Yavaş yavaş halkı bu işin yapılabileceğine ikna etme daha da ötesi inandırma aşamasına gelindi. Geçtiğimiz günlerde Tofaş CEO'su Ali Pandır ile yaptığımız görüşmede hedef olarak konulan yüzde 20'lik Pazar payını gerçekçi bulup bulmadığını sorduğumuzda, "Bu şartlarda pek mümkün değil" cevabını vermişti.
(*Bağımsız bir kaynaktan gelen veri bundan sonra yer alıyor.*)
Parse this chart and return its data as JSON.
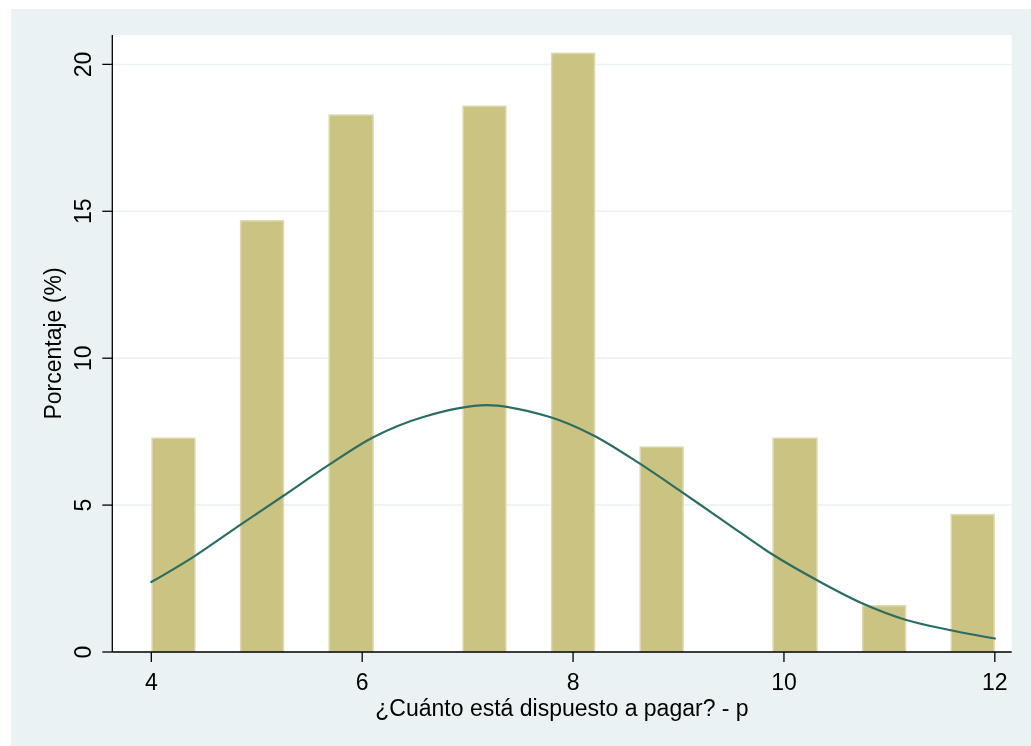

Ben de "Peki kamu, belediye, STK ve büyük grup alımları bu yönde olursa ya da onlara bu tip telkinler giderse" diye sorduğumda ise, "O zaman işler değişir" yanıtını almıştım.
Şimdi gelelim, asıl konuya. Bu kez önsezilerimi değil aldığım duyumları aktaracağım. Ancak, hemen belirtmeliyim ki aşağıda yazacaklarımı bana aktaran kaynaklarıma güvenmekle birlikte, kendisinin ricası nedeniyle isim yazmayacağım.
Yerli otomobil üretimi konusunda Abdülkadir Konukoğlu yalnız değil. Bir tanesi Orta Anadolu'dan (konsorsiyum olarak), bir tanesi ise Marmara'dan iki büyük grup da yerli otomobil üretimine talip olacaklarmış.
Talip olmak derken, yukarıda bahsetmeye çalıştığım şartların olgunlaşmasını bekliyorlarmış. Tahminim, OSD raporunun ardından bu yatırımcıların sesi daha gür çıkacak. Çünkü, AKP bu işe bir prestij olarak bakıyor ve eninde sonunda Başbakan Recep Tayyip Erdoğan'ı ve belki de Cumhurbaşkanımızı yüzde 100 yerli otomobilin üretim töreninde, o aracın içinde göreceğiz.